Learn to chill out. Learn to disconnect when you get home. Find hobbies that keep your mind off coding. A couple of months ago I got that coding fever. I threw myself into it full force to avoid some stuff I was dealing with. I worked late into the night and had a lot of fun doing it. Result? I burnt out hard. Your mind needs rest, and I’m sure I don’t need to tell you that. If your brain goes down for a few days, your body doesn’t hesitate to follow. Learn to keep a fine balance, as with everything you do in life. Go work out at a gym, or whatever works.
And as for staying motivated, well, hard to say. I’ve had a couple of days where I lost motivation, but it wasn’t crippling enough for me to give up. I haven’t yet got to a point where I have said that’s it. I guess that proves that if you don’t like what you do, it’s hard to stay motivated in general. Although, to be honest, necessity does play a big part. Same with survival, really. Eat or get eaten.
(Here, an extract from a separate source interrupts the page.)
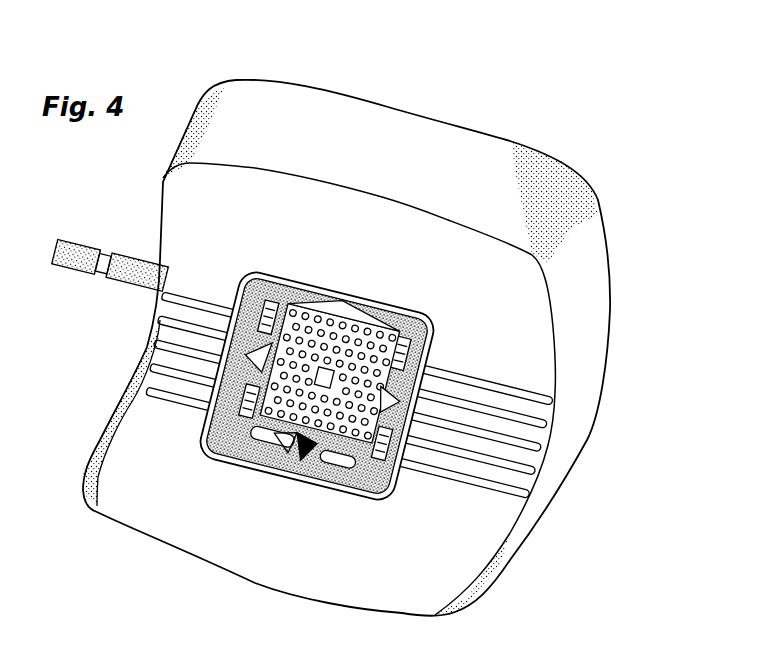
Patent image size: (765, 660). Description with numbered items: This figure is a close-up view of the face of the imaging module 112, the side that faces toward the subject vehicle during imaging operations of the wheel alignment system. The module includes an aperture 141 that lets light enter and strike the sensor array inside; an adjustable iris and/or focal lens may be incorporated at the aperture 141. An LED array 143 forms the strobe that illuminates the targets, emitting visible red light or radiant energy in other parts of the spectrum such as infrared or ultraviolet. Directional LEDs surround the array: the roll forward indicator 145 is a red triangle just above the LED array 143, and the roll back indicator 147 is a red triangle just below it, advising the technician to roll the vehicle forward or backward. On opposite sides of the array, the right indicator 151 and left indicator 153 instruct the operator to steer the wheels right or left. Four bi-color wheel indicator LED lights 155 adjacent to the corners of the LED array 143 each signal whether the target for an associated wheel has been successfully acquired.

I am aware that we live in a fallen world, one without much choice as to what part we play in the grand scheme of things, so if you’re in it to survive, sometimes that’s just enough to see you through, and your likes and dislikes be damned. And who knows, one day you might even grow to enjoy the challenge of what you do for a living.
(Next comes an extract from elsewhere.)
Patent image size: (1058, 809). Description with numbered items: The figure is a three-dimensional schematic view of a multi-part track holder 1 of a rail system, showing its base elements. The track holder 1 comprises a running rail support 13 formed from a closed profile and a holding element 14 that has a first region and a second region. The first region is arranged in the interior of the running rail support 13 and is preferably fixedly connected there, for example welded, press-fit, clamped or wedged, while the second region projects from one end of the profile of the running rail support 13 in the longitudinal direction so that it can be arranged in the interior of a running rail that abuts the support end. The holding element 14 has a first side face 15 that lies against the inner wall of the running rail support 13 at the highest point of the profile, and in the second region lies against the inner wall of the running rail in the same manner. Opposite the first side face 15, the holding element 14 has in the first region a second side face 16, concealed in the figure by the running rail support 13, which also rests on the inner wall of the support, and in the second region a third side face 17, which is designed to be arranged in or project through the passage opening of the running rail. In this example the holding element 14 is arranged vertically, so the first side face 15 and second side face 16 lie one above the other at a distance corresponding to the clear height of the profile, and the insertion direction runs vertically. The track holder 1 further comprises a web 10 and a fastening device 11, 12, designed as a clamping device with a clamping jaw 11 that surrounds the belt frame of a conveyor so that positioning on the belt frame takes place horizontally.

But the biggest thing (and I only realised how important this is recently) is fear. I’m scared of new ventures. Honestly, I procrastinate and admittedly try and avoid meddling with things I don’t yet understand as much as possible. You can see how stupid that is, right? In a job that teaches you something new every day, this can be quite hampering. This is something that I’m still trying to learn to get over, and what’s helped me so far is knowing that someone is there to pull me out of the quicksand. But when that isn’t enough, the only way to move forward is to confront your fear and dive headlong into what you’re doing. The biggest thing I find I have to do is prove myself to myself. No one else matters. If my inner critic isn’t satisfied, it doesn’t matter how satisfied everyone else is, it’s not a job well-done. Fear is a helluva thing.
On the other end of the spectrum, you’ve got confidence and competence. One thing that bolsters both is praise. Learn how to recognise it and take it to heart. When I’m praised I still don’t know how to react, but I will admit that it does quite a lot for my work ethic. The only difference between us adults and children, we think we’ve grown up. Doesn’t mean we’re still not hardwired like a kid. Sometimes the person whom we defer to praising us for good work means the world to us, and your gratitude means the world to them, too. It’s the circle of life.
So, dear readers, all this boils down to is keep your head, stop doubting yourself, do the best work you can, stay motivated and give yourself a break… sometimes. Stay focused. Stay patient. Stay afloat against all odds. Easy as that, right?